All Webb did was ask a few pointed questions about some curious connections between the CIA, the Nicaraguan "contras" and the drug shipments that were coming into the US from Latin America. The CIA of course denied any participation in, or knowledge of, any thing of the sort, and their lackeys at the LA Times and the Washington Post bought the whole story. Back in those days, even after Watergate(!), big media were still in bed with government, and, according to Watergate reporter Carl Bernstein, especially the CIA. It
likely still goes on.
It wasn't until several years later that a CIA internal investigation established that, yes indeed, whoops!, there were some connections, the same ones that Webb had `questioned. The report was "coincidentally" released the first weekend that our old friend Monica Lewinsky made the news, and even then the neo-yellow-journalism papers were slavering over reports of a sex scandal involving the president of the United States, and not so eager to follow up on some boringly tedious report from an "uninvolved" government agency.
Reading this book, I was constantly reminded of the whole "Rathergate" incident from 2004 -- never mind the content of the story; instead make the story about the reporter covering it.
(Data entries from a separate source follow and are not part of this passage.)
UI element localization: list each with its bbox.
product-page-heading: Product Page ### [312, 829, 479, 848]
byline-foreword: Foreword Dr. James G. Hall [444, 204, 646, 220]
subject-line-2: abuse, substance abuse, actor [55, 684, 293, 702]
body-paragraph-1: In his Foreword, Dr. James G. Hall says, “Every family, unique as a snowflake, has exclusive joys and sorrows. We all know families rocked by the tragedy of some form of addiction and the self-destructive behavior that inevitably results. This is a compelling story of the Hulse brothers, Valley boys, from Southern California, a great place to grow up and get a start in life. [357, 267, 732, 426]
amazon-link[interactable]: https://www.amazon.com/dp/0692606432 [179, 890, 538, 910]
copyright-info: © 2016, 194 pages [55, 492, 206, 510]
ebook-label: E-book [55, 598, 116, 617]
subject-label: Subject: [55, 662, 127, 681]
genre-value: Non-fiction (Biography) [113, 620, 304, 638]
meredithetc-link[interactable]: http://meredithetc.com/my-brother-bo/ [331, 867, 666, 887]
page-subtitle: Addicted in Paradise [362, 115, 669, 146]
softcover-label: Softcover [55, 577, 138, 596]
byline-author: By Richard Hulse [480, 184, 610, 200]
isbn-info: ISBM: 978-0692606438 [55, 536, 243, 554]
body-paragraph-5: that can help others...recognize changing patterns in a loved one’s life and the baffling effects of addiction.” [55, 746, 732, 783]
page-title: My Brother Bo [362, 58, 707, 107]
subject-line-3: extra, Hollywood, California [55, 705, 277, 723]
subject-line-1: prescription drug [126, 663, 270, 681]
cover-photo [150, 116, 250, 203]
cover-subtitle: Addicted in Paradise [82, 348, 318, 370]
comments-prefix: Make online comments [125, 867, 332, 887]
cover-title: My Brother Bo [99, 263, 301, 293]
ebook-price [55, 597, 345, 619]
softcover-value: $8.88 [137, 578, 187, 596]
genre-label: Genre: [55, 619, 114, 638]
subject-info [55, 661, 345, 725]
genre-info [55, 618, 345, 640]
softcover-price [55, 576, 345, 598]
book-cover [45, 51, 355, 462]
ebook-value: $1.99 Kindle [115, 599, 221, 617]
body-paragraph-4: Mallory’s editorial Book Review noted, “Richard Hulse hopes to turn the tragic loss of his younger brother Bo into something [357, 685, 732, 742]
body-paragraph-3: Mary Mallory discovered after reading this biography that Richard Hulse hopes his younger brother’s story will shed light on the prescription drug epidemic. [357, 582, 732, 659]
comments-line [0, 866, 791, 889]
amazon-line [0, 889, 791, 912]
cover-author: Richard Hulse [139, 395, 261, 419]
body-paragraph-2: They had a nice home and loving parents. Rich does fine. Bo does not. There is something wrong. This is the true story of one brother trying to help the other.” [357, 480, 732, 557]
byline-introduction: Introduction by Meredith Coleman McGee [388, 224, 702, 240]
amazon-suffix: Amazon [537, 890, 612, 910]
Dan Rather vanished into oblivion, and we never did manage to settle the whole question of G.W. "Baby Doc" Bush's alleged military service.
I've heard it described as "censorship by noise". If one person is telling the truth, let him, but drown him out with a thousand people calling him a liar. Kill the messenger.
And that's what happened to Gary Webb. His life was ruined and he spiraled into depression and unemployment (no one was willing to hire a "disgraced" journalist, even if he did have a Pulitzer), and finally in 2004 he was found dead from two shots to the head. It was ruled a suicide.
So who killed Gary Webb? It is possible that it was a legitimate suicide; he may have pulled the trigger himself but it was his fellow journalists in the media, along with the shadowy government world of the CIA, and the contras, the amoral "founding fathers" of Nicaraguan death squads, who loaded the gun.
Highly recommended for its insight into a very ugly slice of our history.